Eine Szene aus der Feuerwehrübung: Das DRK übernahm von der Feuerwehr die Verletzten und behandelte sie weiter. Foto: Herold Schwind

Die Belüftung der Einsatzstelle war bei der Hauptübung der Feuerwehr Nordstetten und des DRK die Aufgabe der Jugendabteilung.

Die Feuerwehr Nordstetten hielt am Samstag bei schönstem Spätherbstwetter vor großer Zuschauerkulisse ihre Jahreshauptübung ab. Das Szenario: Bei Dachsanierungsarbeiten am Kindergarten bricht im Dachaufbau ein Schwelbrand aus, der sich unbemerkt über die Dämmung ausbreitet und die Gruppenräume im Erdgeschoss stark verraucht.

 

Und so lief die Übung ab: Punkt 15.32 Uhr wurde die Feuerwehrabteilung über die Sirene von der Leitstelle alarmiert und kam bereits um 15.34 Uhr mit ihrem Mittleren Löschfahrzeug (MLF) am Übungsprojekt an. Sofort machten sich zwei Atemschutzträger an die Arbeit, eine vermisste Erzieherin zu suchen. Weitere vier Erzieherinnen mit neun Kindern im hinteren Gebäudeteil im stark verrauchten Sportraum konnten gerettet werden. Zwei weitere Atemschutzträger machten sich fertig, um die ersten beiden zu unterstützen.

Jugendfeuerwehr macht mit

Aus dem nachkommenden Mannschaftstransportwagen (MTW) machten sich zwei weitere Atemschutzträger bereit – als Sicherungstrupp für die im Gebäude befindlichen Feuerwehrkameraden. Zwei weitere Einsatzkräfte machten sich sofort daran, eine Wasserversorgung vom nahe gelegenen Hydranten zum MLF herzustellen.

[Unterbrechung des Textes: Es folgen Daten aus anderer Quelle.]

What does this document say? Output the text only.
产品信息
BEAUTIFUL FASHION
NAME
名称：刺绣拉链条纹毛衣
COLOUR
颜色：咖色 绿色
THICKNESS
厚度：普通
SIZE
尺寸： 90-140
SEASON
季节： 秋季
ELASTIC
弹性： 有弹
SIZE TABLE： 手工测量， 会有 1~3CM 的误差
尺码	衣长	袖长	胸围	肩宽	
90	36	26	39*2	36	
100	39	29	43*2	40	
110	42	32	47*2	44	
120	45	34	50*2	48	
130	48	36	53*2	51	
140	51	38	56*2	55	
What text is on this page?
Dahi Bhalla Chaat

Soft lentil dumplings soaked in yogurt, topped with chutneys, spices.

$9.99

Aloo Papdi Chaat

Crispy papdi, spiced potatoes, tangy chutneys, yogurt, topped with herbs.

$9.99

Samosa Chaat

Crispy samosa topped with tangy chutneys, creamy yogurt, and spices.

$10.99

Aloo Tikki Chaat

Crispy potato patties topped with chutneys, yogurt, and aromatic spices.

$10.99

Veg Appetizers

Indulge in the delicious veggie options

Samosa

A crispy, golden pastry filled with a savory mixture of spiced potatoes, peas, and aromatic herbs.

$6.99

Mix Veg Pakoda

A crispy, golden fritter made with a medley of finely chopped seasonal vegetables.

Die Jugendfeuerwehr hatte die Aufgabe, eine Riegelstellung an der Gebäuderückseite aufzubauen. Die restliche Besatzung übernahm die Rettung eines verletzten Handwerkers mit der Steckleiter und einer Schleifkorbtrage auf dem Dach.

Das öffentliche Interesse an der Feuerwehrübung in Nordstetten war groß. Foto: Herold Schwind

Die größte Gefahr bei Bränden in geschlossenen Räumen sei bei der Brandbekämpfung der Rauch, wie Kommandant Armin Schäfer erklärte. Deshalb hatte die Jugendfeuerwehr abschließend die Aufgabe einer Einsatzstellenbelüftung. Die Versorgung und die Betreuung der Verletzten und geretteten Personen sowie der neun Kinder übernahm das DRK Mühringen. Die Zusammenarbeit funktionierte Hand in Hand. Bereits um 15.56 Uhr konnte die Hauptübung beendet werden. Sie machte deutlich, dass eine Übung in einem Kindergarten nicht nur sinnvoll, sondern dringend notwendig ist.

Realistische Bedingungen

Die Übung zeigte wirklichkeitsgetreue und realistische Bedingungen, die aber anders sind als bei Standardobjekten wie zum Beispiel Wohnhäusern. Mit den vielen Kindern und den unübersichtlichen Räumen war es eine besondere Herausforderung, aber auch eine praktische Erfahrung für die Atemschutzträger, Personen zu retten. Dieses Wissen kann bei einem echten Einsatz lebenswichtig sein. Aber auch für die Kinder hatte diese Übung gezeigt, dass sie vor den Feuerwehrleuten in voller Ausrüstung mit Atemschutzmaske keine Angst zu haben brauchen, denn die Feuerwehr möchte ihnen helfen und sie retten.

Geübt wurde auch die Anwendung einer Schleifkorbtrage und einer Steckleiter – hier wurde die Rettung eines Bauarbeiters geprobt. Foto: Herold Schwind

Der Abteilungskommandant Armin Schäfer bescheinigte seiner Mannschaft und dem DRK Mühringen eine tadellose Leistung. Der stellvertretende Feuerwehrkommandant für Horb, Thomas Hofer, hob die Leistungsfähigkeit der Nordstetter Wehr hervor: „Nordstetten kann zufrieden schlafen und sich auf ihre Feuerwehr verlassen.“ Auch Ortsvorsteher Markus Bok lobte seine Feuerwehr für all das Können, das nur mit „Üben, Üben und Üben“ möglich sei. Oberbürgermeister Michael Keßler sprach von einer grandiosen einsatzfähigen Wehr mit einem tollen Ausbildungsstand.